The Moves Make the Man by Bruce Brooks

The Moves Make the Man by Bruce Brooks

Author:Bruce Brooks
Language: eng
Format: epub, mobi
Publisher: HarperCollins
Published: 1984-10-15T04:00:00+00:00


I WILL PLAY MY GAME BENEATH THE SPIN LIGHT.

LAST PART

23.

It took six weeks.

We started with dribbling. I could have started him on shooting or jumping or the rules or whatever else, almost so complicated once you think about it all and where to pick your point that nobody with a lick of sense would try to teach somebody basketball. The thing is, you can’t do it all at once, no more nor you can just sit down and write a book like this all at once either. You have to go day by day in pieces. So with hoops, which piece do you pick first?

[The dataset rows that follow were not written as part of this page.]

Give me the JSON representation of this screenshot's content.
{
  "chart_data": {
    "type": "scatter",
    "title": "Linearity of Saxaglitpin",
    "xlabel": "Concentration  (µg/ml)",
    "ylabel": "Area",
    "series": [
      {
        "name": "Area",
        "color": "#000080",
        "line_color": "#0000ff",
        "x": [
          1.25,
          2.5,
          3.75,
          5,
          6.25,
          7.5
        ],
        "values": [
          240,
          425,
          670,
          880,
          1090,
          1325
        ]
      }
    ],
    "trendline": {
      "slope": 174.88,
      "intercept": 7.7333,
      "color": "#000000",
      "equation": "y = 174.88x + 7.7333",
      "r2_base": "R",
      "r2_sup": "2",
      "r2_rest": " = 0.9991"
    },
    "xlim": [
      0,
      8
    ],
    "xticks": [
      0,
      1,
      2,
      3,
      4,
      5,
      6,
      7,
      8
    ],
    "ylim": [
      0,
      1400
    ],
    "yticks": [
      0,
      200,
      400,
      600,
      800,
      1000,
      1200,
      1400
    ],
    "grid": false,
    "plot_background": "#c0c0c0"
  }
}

I picked dribbling. I picked it because in basketball dribbling is like walking in any other sport except hockey where they skate. What I mean is, you cannot move in hoops when you got the ball unless you dribble. Now, no baseball coach would try to teach a kid how to drag bunt unless the kid could walk first. So what good of me to tell Bix about jump shots until he could move to the place he wanted to shoot from at all?

Bix truly did not know anything about basketball. His bounceball game also did nothing to get him doing anything with the ball the right way. He bounced wrong, threw it at the hoop wrong, rebounded it wrong, did not know how this ball moved at all because he never saw it in bounceball, only in the dark.

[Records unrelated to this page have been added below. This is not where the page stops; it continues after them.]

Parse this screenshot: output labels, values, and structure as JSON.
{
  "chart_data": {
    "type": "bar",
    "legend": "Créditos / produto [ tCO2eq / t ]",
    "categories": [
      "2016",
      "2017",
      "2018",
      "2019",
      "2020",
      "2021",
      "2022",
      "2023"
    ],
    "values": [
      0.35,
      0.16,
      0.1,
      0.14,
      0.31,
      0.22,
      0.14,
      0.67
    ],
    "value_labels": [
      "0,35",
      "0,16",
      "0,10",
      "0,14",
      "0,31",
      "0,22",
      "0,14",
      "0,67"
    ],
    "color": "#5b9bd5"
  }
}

That first night, the one after I found him, he showed up, wearing desert boots and khaki long pants and the old turtleneck sweater. I asked could he do this or that thing, and he just shrugged. I was worried at first he was not really interested but I knew it might just be a state he had to get sparked out of. So I asked him to show me how he dribbled. He said No, why bother? Just show him and he would do it right, why waste time doing it wrong. So I did.

I went through it all pretty quick but detailed. I explained about how you only touch the ball with the fingertips and you dribble from the wrist, not the elbow. I told him how you are supposed to feel like the ball is not really ever out of your hand control, like when it is bouncing on the floor you still have a hold on it, but very light indeed at all times.

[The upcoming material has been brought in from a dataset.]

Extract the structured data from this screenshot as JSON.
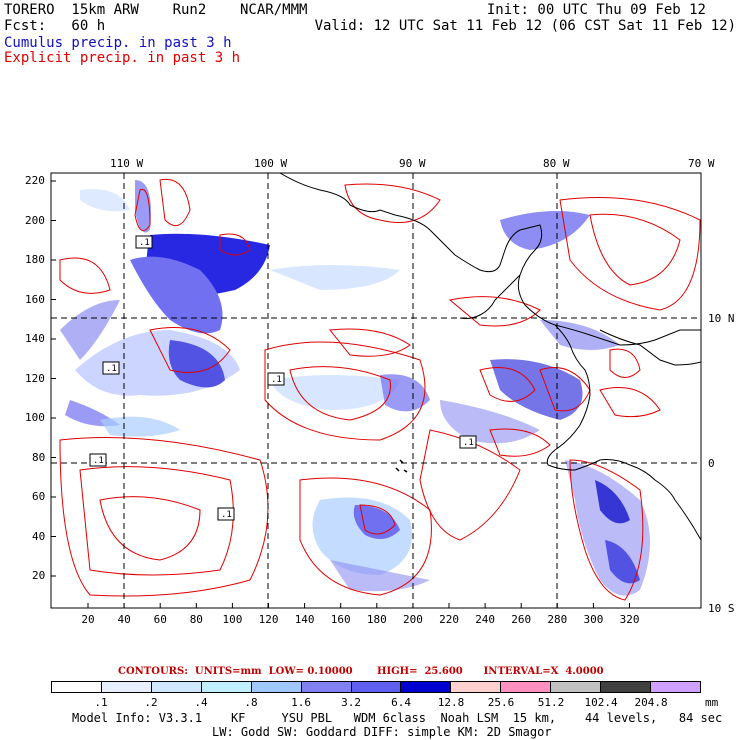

He nodded and took the ball and held it in his hands several different ways. He looked at his fingers, how they splayed out, then tightening them up so his palm was not touching the ball anymore. Then he held the ball under one arm and stood there bending his other wrist back and forth and looking at it. All this before putting the ball on the court.

But when he finally did put it down he knew what he was doing. That ball snapped down and back on a string.